Beach Too Sandy, Water Too Wet

This irreverent weekly show featuring “real reviews written by people who just need the world to know what they think,” is perfect for anyone who’s ever gone down the rabbit hole of online reviews, trying their best to discern if a hotel, restaurant or tourist attraction is worthwhile based on a baffling mix of “worst place ever” and “must-see” commentary. The brother and sister hosts, Alex and Christine Schiefer, read aloud and simultaneously dissect one-star reviews from various websites to hilariously dramatic effect (“The Hard Rock has limited my joy,” whines one soured reviewer). Besides cracking you up, it might leave you with a different take on how to digest the endless advice dished out by amateurs online.

You Should Have Been There

British banter abounds during this half-hour podcast helmed by two experienced travel journalists, former BBC producer Simon Calder (the current senior travel editor for the Independent newspaper) and Mick Webb. The pair go back and forth reflecting on their decades of travel in conversations that flow easily from one subject to the next, with tales that both entertain and educate. In a 2019 episode about “Places Glimpsed,” for instance, the duo reminisces about things they’d seen, however briefly, only by happenstance during their travels.
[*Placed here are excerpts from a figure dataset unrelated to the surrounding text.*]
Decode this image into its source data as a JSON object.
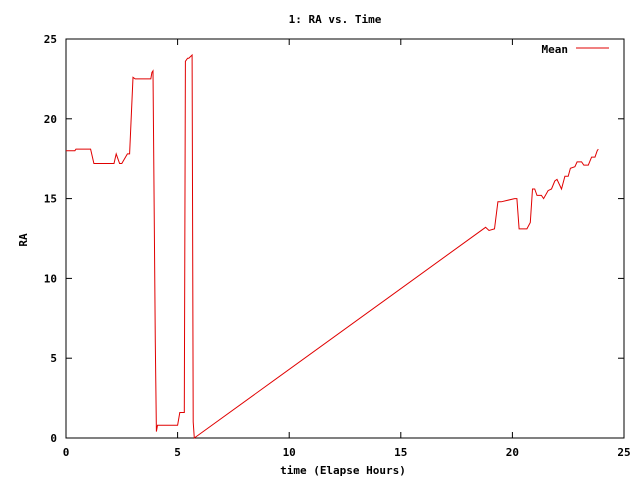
{
  "chart_data": {
    "type": "line",
    "title": "1: RA vs. Time",
    "xlabel": "time (Elapse Hours)",
    "ylabel": "RA",
    "xlim": [
      0,
      25
    ],
    "ylim": [
      0,
      25
    ],
    "x_ticks": [
      0,
      5,
      10,
      15,
      20,
      25
    ],
    "y_ticks": [
      0,
      5,
      10,
      15,
      20,
      25
    ],
    "x_tick_labels": [
      "0",
      "5",
      "10",
      "15",
      "20",
      "25"
    ],
    "y_tick_labels": [
      "0",
      "5",
      "10",
      "15",
      "20",
      "25"
    ],
    "grid": false,
    "legend_position": "top-right",
    "series": [
      {
        "name": "Mean",
        "color": "#e00000",
        "x": [
          0,
          0.4,
          0.45,
          1.1,
          1.25,
          2.15,
          2.25,
          2.4,
          2.5,
          2.75,
          2.85,
          3.0,
          3.1,
          3.8,
          3.85,
          3.9,
          4.0,
          4.05,
          4.1,
          4.2,
          4.3,
          5.0,
          5.1,
          5.3,
          5.35,
          5.45,
          5.5,
          5.65,
          5.7,
          5.75,
          18.8,
          18.95,
          19.2,
          19.35,
          19.5,
          20.1,
          20.2,
          20.3,
          20.65,
          20.8,
          20.9,
          21.0,
          21.1,
          21.3,
          21.4,
          21.6,
          21.75,
          21.9,
          22.0,
          22.2,
          22.35,
          22.5,
          22.6,
          22.8,
          22.9,
          23.1,
          23.2,
          23.4,
          23.55,
          23.7,
          23.8,
          23.85
        ],
        "y": [
          18.0,
          18.0,
          18.1,
          18.1,
          17.2,
          17.2,
          17.8,
          17.2,
          17.2,
          17.8,
          17.8,
          22.6,
          22.5,
          22.5,
          22.9,
          23.0,
          6.0,
          0.4,
          0.8,
          0.8,
          0.8,
          0.8,
          1.6,
          1.6,
          23.6,
          23.8,
          23.8,
          24.0,
          1.0,
          0.0,
          13.2,
          13.0,
          13.1,
          14.8,
          14.8,
          15.0,
          15.0,
          13.1,
          13.1,
          13.5,
          15.6,
          15.6,
          15.2,
          15.2,
          15.0,
          15.5,
          15.6,
          16.1,
          16.2,
          15.6,
          16.4,
          16.4,
          16.9,
          17.0,
          17.3,
          17.3,
          17.1,
          17.1,
          17.6,
          17.6,
          18.0,
          18.1
        ]
      }
    ]
  }
}
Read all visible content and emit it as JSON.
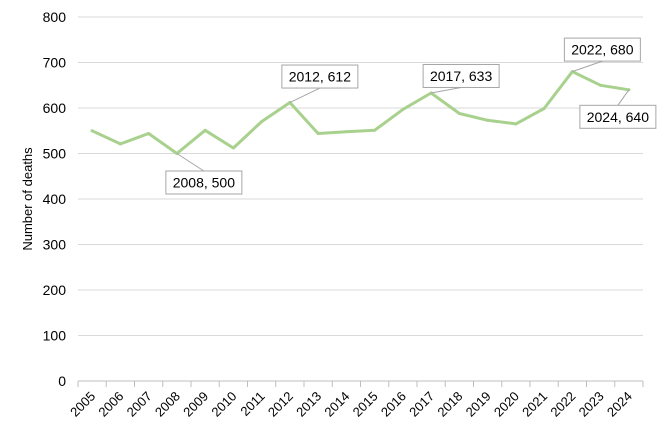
{
  "chart_data": {
    "type": "line",
    "title": "",
    "xlabel": "",
    "ylabel": "Number of deaths",
    "ylim": [
      0,
      800
    ],
    "yticks": [
      0,
      100,
      200,
      300,
      400,
      500,
      600,
      700,
      800
    ],
    "grid": true,
    "legend": "none",
    "line_color": "#a9d18e",
    "categories": [
      "2005",
      "2006",
      "2007",
      "2008",
      "2009",
      "2010",
      "2011",
      "2012",
      "2013",
      "2014",
      "2015",
      "2016",
      "2017",
      "2018",
      "2019",
      "2020",
      "2021",
      "2022",
      "2023",
      "2024"
    ],
    "series": [
      {
        "values": [
          550,
          521,
          544,
          500,
          551,
          512,
          570,
          612,
          544,
          548,
          551,
          597,
          633,
          588,
          573,
          565,
          599,
          680,
          650,
          640
        ]
      }
    ],
    "annotations": [
      {
        "x": "2008",
        "y": 500,
        "text": "2008, 500"
      },
      {
        "x": "2012",
        "y": 612,
        "text": "2012, 612"
      },
      {
        "x": "2017",
        "y": 633,
        "text": "2017, 633"
      },
      {
        "x": "2022",
        "y": 680,
        "text": "2022, 680"
      },
      {
        "x": "2024",
        "y": 640,
        "text": "2024, 640"
      }
    ]
  }
}
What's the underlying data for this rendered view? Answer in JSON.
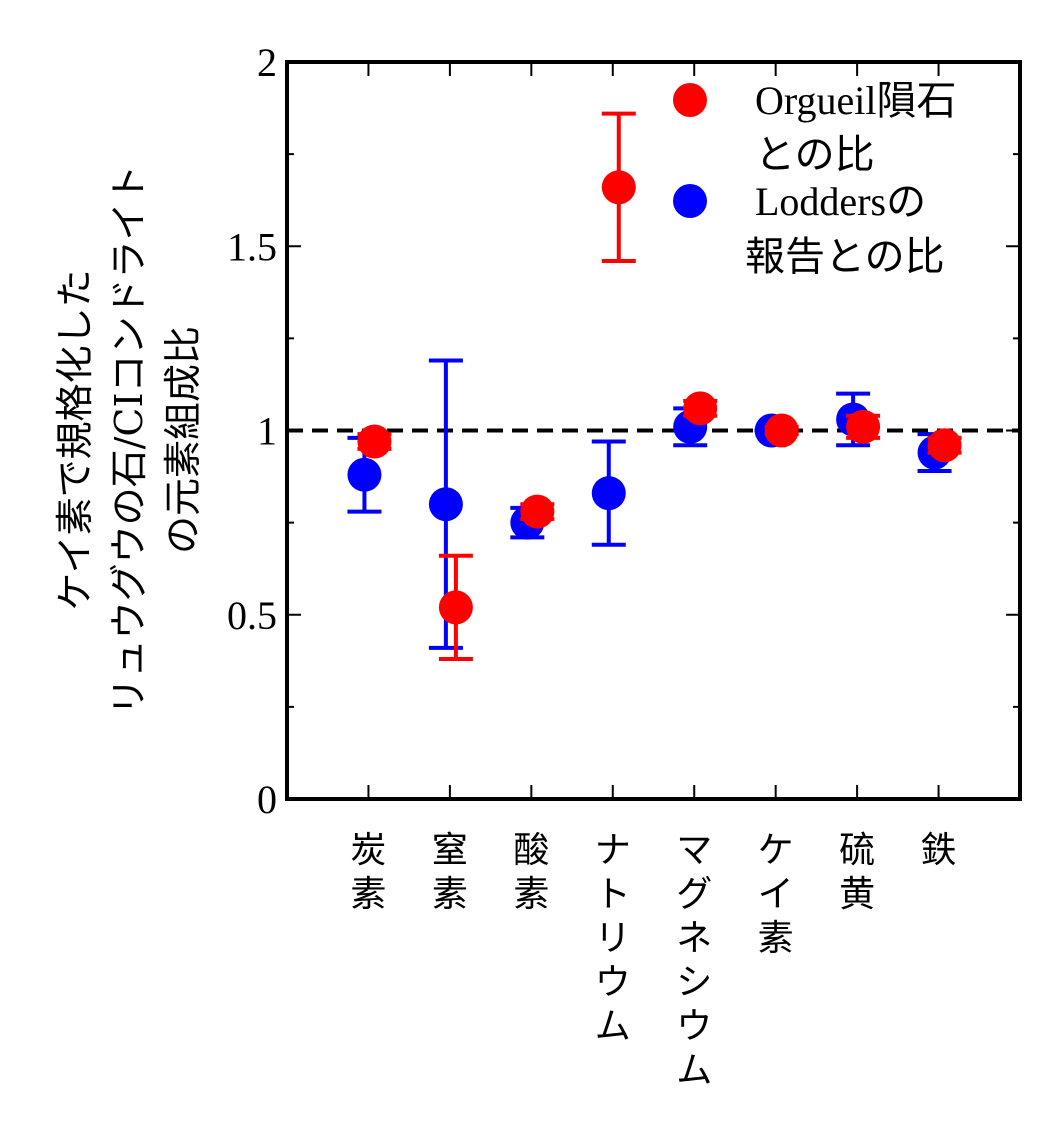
{
  "chart_data": {
    "type": "scatter",
    "categories": [
      "炭素",
      "窒素",
      "酸素",
      "ナトリウム",
      "マグネシウム",
      "ケイ素",
      "硫黄",
      "鉄"
    ],
    "ylabel_lines": [
      "ケイ素で規格化した",
      "リュウグウの石/CIコンドライト",
      "の元素組成比"
    ],
    "ylim": [
      0,
      2
    ],
    "yticks": [
      0,
      0.5,
      1,
      1.5,
      2
    ],
    "ytick_labels": [
      "0",
      "0.5",
      "1",
      "1.5",
      "2"
    ],
    "reference_line": 1,
    "grid": false,
    "legend_placement": "top-right",
    "series": [
      {
        "name_lines": [
          "Lodders",
          "の",
          "報告との比"
        ],
        "color": "#0000ff",
        "values": [
          0.88,
          0.8,
          0.75,
          0.83,
          1.01,
          1.0,
          1.03,
          0.94
        ],
        "err_low": [
          0.78,
          0.41,
          0.71,
          0.69,
          0.96,
          1.0,
          0.96,
          0.89
        ],
        "err_high": [
          0.98,
          1.19,
          0.79,
          0.97,
          1.06,
          1.0,
          1.1,
          0.99
        ]
      },
      {
        "name_lines": [
          "Orgueil",
          "隕石",
          "との比"
        ],
        "color": "#ff0000",
        "values": [
          0.97,
          0.52,
          0.78,
          1.66,
          1.06,
          1.0,
          1.01,
          0.96
        ],
        "err_low": [
          0.95,
          0.38,
          0.76,
          1.46,
          1.04,
          0.99,
          0.98,
          0.94
        ],
        "err_high": [
          0.99,
          0.66,
          0.8,
          1.86,
          1.08,
          1.01,
          1.04,
          0.98
        ]
      }
    ]
  }
}
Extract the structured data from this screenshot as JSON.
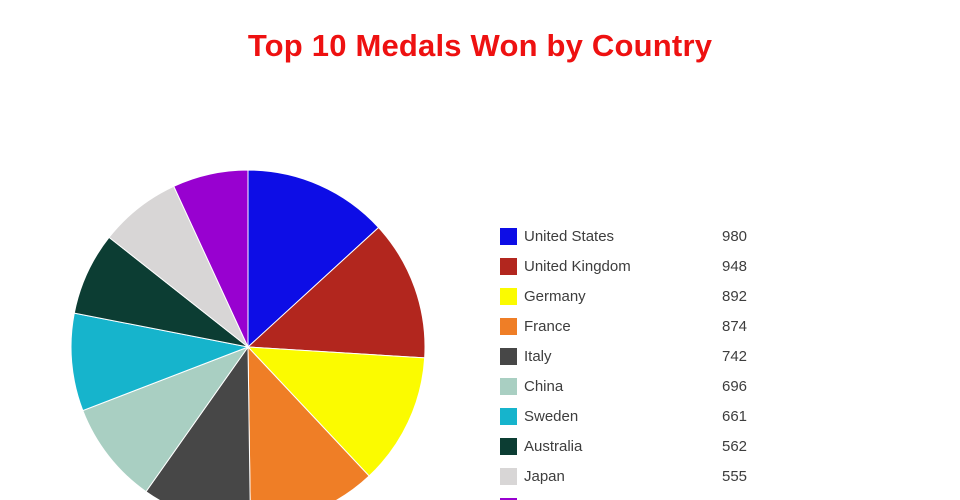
{
  "colors": {
    "title": "#ee1111",
    "legend_text": "#3d3d3d",
    "slice_border": "#ffffff"
  },
  "chart_data": {
    "type": "pie",
    "title": "Top 10 Medals Won by Country",
    "direction": "clockwise",
    "start_angle": "top",
    "legend_position": "right",
    "slices": [
      {
        "label": "United States",
        "value": 980,
        "value_text": "980",
        "color": "#0d0de6"
      },
      {
        "label": "United Kingdom",
        "value": 948,
        "value_text": "948",
        "color": "#b2261e"
      },
      {
        "label": "Germany",
        "value": 892,
        "value_text": "892",
        "color": "#fbfb00"
      },
      {
        "label": "France",
        "value": 874,
        "value_text": "874",
        "color": "#ef7e26"
      },
      {
        "label": "Italy",
        "value": 742,
        "value_text": "742",
        "color": "#474747"
      },
      {
        "label": "China",
        "value": 696,
        "value_text": "696",
        "color": "#a9cfc2"
      },
      {
        "label": "Sweden",
        "value": 661,
        "value_text": "661",
        "color": "#16b4cc"
      },
      {
        "label": "Australia",
        "value": 562,
        "value_text": "562",
        "color": "#0c3d33"
      },
      {
        "label": "Japan",
        "value": 555,
        "value_text": "555",
        "color": "#d8d6d6"
      },
      {
        "label": "",
        "value": 511,
        "value_text": "",
        "color": "#9801d0"
      }
    ]
  }
}
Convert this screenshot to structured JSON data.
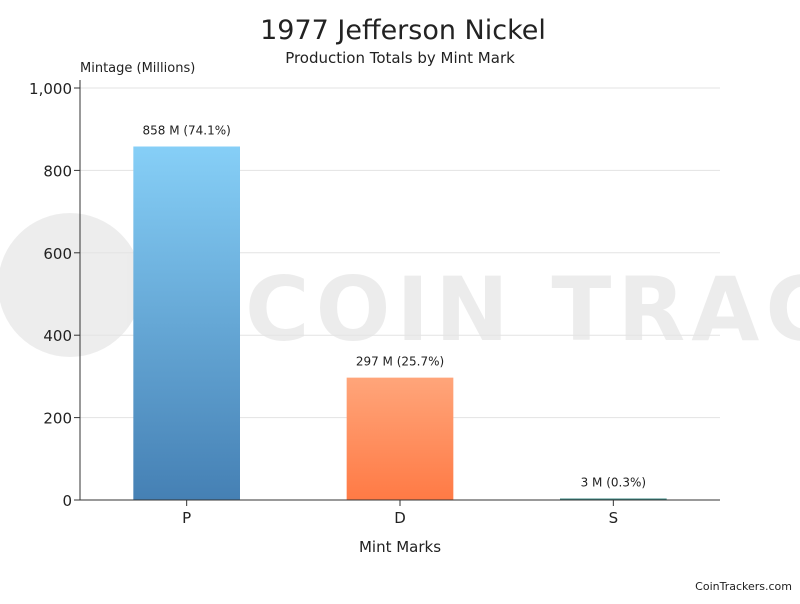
{
  "chart_data": {
    "type": "bar",
    "title": "1977 Jefferson Nickel",
    "subtitle": "Production Totals by Mint Mark",
    "xlabel": "Mint Marks",
    "ylabel": "Mintage (Millions)",
    "categories": [
      "P",
      "D",
      "S"
    ],
    "values": [
      858,
      297,
      3
    ],
    "data_labels": [
      "858 M (74.1%)",
      "297 M (25.7%)",
      "3 M (0.3%)"
    ],
    "bar_colors": [
      {
        "top": "#86cff7",
        "bottom": "#4580b4"
      },
      {
        "top": "#ffa57a",
        "bottom": "#ff7a45"
      },
      {
        "top": "#3f8f8a",
        "bottom": "#2f7a74"
      }
    ],
    "ylim": [
      0,
      1000
    ],
    "yticks": [
      0,
      200,
      400,
      600,
      800,
      1000
    ],
    "ytick_labels": [
      "0",
      "200",
      "400",
      "600",
      "800",
      "1,000"
    ],
    "grid": true,
    "legend": "none"
  },
  "watermark": {
    "text": "COIN TRACKERS"
  },
  "footer": {
    "credit": "CoinTrackers.com"
  }
}
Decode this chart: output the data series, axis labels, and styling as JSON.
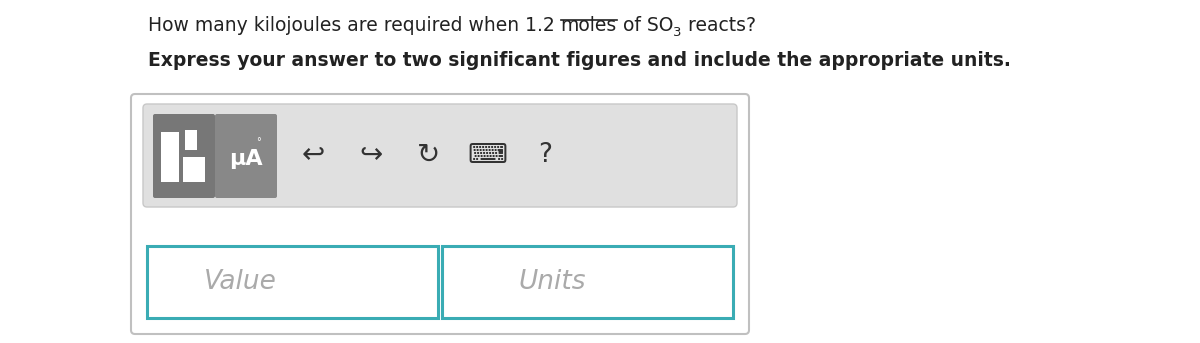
{
  "bg_color": "#ffffff",
  "text_color": "#222222",
  "placeholder_color": "#aaaaaa",
  "toolbar_bg": "#e0e0e0",
  "toolbar_border": "#c8c8c8",
  "outer_box_border": "#c0c0c0",
  "input_border": "#3aacb4",
  "btn_dark": "#777777",
  "btn_mid": "#888888",
  "icon_color": "#333333",
  "line1_full": "How many kilojoules are required when 1.2 moles of SO",
  "line1_pre_moles": "How many kilojoules are required when 1.2 ",
  "line1_moles": "moles",
  "line1_mid": " of SO",
  "line1_sub": "3",
  "line1_end": " reacts?",
  "line2": "Express your answer to two significant figures and include the appropriate units.",
  "mu_A_label": "μA",
  "value_label": "Value",
  "units_label": "Units",
  "question_mark": "?"
}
Remembered views out plane and car windows carry listeners along island bridges in northwest France and epic flights over Britain and Kazakstan — images made vivid by the hosts’ descriptive storytelling. More recently, the hosts kicked off 2021 by interviewing Tony Wheeler, cofounder of Lonely Planet guidebooks, for his educated guess on what the travel industry has in store for us all this year.